The Government Can Stop The Doctors From Leaving

August 4, 2007

The government, with its reputation for coming up with temporary and piece-meal solutions to social and economic problems, is now contemplating barring Filipino doctors from migrating and working overseas. Health secretary Francisco Duque seems to be keen on imposing such ban on deployment:

Here’s the article published in the Philippine Daily Inquirer this August 3:

DoH: Gov’t can stop doctors from leaving; it is the law
By Nikko Dizon
Inquirer
Last updated 06:33am (Mla time) 08/03/2007
MANILA, Philippines — Filipino doctors would be barred from migrating and working abroad to avert a possible shortage of medical practitioners, if Health Secretary Francisco Duque III had his way.

“You don’t expect Indians and Cambodians to treat Filipinos,” Duque Thursday told reporters on the sidelines of his meeting with provincial governors and his counterpart in the Autonomous Region in Muslim Mindanao on the “FOURmula One for Health” strategy of the Department of Health (DoH).

“While we’re out there treating other people, the irony is we don’t have anyone to treat our own people. Of course, the authorities will not allow it. Political leaders will not allow that. I will not allow it. If I have to respond to it today, I will close the door,” he said.

According to Duque, the Migrant Workers and Overseas Filipinos Act of 1995 (Republic Act No. 8043) allows the government to implement this extreme measure, especially “when the profession is deemed mission-critical.”

“The government has the authority, the power, to close the exit doors,” he said.

The ban on deployment is in Section 5 of the law, which states that the labor secretary, “in pursuit of the national interest or when public welfare so requires may, at any time, terminate or impose a ban on the deployment of migrant workers.”

On the brink

Duque said that while he did not have exact data, he believed that the Philippines was on the brink of a shortage of medical doctors.

He estimated that the country had lost from 5,000 to 6,000 doctors since 2001.

A big number of doctors have also studied or are studying to become nurses for them to be able to work overseas.

Duque said he was scheduled to meet on Friday with the University of the Philippines’ National Institute of Health, which had conducted a study on the migration of doctors.
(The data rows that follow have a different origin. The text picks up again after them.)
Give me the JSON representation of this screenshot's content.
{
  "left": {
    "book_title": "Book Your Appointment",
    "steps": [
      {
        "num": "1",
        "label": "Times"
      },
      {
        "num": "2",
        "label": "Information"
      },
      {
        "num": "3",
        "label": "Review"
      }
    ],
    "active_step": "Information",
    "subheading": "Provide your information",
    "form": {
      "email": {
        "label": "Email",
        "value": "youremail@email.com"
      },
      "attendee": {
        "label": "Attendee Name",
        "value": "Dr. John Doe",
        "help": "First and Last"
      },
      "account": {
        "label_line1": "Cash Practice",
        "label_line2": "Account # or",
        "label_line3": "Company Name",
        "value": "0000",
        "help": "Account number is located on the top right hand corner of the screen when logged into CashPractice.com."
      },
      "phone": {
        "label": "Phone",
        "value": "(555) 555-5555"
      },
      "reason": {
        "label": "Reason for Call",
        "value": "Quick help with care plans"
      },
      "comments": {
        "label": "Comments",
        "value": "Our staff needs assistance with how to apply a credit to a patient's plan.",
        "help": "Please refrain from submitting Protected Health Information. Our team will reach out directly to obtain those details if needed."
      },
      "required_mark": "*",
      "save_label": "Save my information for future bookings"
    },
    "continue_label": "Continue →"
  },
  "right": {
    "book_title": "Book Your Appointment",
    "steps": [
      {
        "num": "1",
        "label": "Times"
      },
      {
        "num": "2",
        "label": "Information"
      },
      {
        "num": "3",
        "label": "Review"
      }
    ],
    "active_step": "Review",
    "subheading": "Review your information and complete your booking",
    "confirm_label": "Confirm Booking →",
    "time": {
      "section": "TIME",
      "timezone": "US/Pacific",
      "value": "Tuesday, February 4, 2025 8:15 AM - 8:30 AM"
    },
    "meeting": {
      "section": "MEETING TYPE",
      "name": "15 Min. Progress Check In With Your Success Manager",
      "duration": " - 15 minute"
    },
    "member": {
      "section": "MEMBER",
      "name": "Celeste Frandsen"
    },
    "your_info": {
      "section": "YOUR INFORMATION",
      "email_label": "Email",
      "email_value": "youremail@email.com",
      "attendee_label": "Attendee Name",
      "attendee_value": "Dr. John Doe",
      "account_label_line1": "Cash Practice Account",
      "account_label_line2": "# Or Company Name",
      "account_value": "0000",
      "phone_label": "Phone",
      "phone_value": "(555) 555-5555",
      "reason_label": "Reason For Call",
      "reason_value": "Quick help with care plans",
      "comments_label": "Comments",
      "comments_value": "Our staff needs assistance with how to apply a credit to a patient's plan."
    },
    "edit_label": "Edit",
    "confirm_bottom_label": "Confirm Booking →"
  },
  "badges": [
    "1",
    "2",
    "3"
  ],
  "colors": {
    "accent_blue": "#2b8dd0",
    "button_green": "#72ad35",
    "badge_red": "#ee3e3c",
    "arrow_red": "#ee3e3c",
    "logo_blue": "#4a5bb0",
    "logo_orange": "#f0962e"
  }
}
“I will ask if there is any threshold to be established that will signal government authorities to shut the door,” he said.
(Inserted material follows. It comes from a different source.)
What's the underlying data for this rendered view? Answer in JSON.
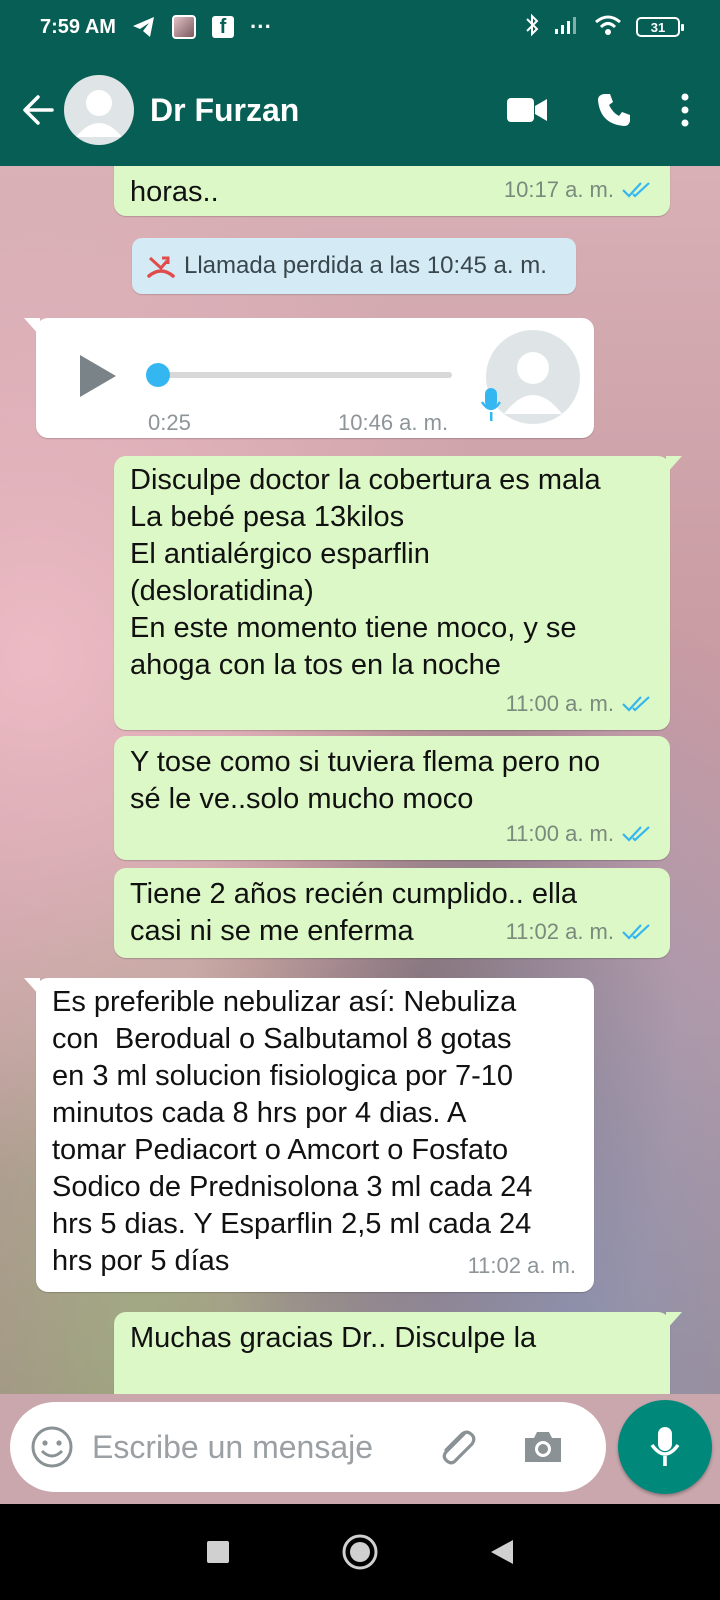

Asked if preventing Filipino doctors from leaving the country would not violate their rights, Duque said: “I will give you this question — When do individual human rights end and national interest begins?”

Solutions

Duque said that in the late 1990s, the government invoked the deployment ban in the Migrant Workers Act to stop the exodus of Filipino pilots.

“They were all leaving and threatening the integrity of the airline industry. What the labor department and the other relevant agencies did was to invoke [the Migrant Workers Act]. We have to protect the national interest,” he said.

Duque said the health department’s response to the steady migration of doctors included the continuing implementation of its “Doctors to the Barrios” and “Pinoy MD” programs.

He also mentioned a medium-term solution complemented by the foundation of Jose Miguel Arroyo, President Gloria Macapagal-Arroyo’s husband, which awards scholarships to poor but deserving medical students at UP and the Pamantasan ng Lungsod ng Maynila.